OPEC members meeting in Iran on Wednesday agreed to boost the group’s output quota by 500,000 barrels a day, or 1.9 percent.

OPEC President Sheik Ahmed Fahd al-Ahmed al-Sabah said ministers might start telephone consultations as early as next week about increasing production another 500,000 barrels if prices do not ease, according to the Associated Press.

“As OPEC, we will continue to watch the market closely,” he said. “We believe that if prices stay as they are in the next seven to 10 days, we will start contacting minister colleagues to discuss the other 500,000 (barrels a day) that the president has the authority (to decide on) after consultations.”

On Thursday, light sweet crude for April delivery rose 29 cents to $56.75 a barrel in afternoon Nymex trade, retreating from a high of $57.50.

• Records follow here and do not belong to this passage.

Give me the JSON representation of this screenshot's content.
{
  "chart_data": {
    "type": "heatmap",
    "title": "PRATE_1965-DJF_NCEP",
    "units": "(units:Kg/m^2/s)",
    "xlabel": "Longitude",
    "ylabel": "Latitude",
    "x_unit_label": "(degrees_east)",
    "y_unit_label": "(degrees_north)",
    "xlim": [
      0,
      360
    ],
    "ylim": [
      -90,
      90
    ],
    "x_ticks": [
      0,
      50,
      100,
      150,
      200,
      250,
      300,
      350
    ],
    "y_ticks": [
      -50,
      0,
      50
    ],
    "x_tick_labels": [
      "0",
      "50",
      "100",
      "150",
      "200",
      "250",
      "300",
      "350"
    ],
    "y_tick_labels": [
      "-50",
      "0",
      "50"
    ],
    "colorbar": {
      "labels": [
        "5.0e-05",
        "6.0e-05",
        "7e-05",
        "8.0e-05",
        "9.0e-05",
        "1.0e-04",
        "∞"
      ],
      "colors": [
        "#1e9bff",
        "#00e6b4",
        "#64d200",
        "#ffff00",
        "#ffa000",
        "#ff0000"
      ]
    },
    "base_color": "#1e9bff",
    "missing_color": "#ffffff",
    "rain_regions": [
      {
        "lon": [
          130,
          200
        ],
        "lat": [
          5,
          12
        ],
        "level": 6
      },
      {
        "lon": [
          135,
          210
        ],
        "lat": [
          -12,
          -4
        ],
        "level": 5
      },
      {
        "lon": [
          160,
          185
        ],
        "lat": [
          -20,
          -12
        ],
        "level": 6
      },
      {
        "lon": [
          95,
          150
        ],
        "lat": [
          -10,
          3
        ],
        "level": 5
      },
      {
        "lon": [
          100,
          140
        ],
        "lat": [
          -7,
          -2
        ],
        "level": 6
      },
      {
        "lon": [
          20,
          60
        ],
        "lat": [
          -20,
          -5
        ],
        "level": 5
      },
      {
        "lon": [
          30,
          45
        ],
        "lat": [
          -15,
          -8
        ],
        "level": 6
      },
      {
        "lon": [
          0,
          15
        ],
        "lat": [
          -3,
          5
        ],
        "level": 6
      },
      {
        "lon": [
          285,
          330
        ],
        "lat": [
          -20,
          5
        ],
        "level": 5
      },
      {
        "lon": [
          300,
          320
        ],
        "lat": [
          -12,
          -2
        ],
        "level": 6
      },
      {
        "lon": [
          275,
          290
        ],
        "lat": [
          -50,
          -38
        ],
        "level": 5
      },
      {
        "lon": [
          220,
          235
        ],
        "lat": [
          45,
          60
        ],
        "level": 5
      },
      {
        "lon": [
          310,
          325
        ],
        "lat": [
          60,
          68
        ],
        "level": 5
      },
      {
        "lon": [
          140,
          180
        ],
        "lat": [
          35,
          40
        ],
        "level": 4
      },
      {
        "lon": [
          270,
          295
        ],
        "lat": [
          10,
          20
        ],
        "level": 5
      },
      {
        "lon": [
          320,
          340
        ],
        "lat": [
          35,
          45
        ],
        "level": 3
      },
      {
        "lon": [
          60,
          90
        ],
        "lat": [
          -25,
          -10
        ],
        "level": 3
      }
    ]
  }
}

While the price of oil is more than 50 percent higher than a year ago, crude futures would have to climb above $90 a barrel to approach the all-time inflation-adjusted high set in 1980, according to the AP.

“I don’t see anything than can take this thing down,” said Michael Guido, director of commodity strategy in New York for Societe Generale, reported the AP. He said the fear of a supply problem, not an actual supply problem, is driving the market psychology.

If the economy took a turn for the worse, signaling a drop in energy demand, then prices might fall, he said.

But economic forecasters are not predicting a downturn.

“People are not rationing their gasoline expenditures or rationing their driving,” said Smith Barney economist Steve Wieting, who added he believes the U.S. economy will continue to grow at a healthy clip of 4 percent in 2005, quoted the AP.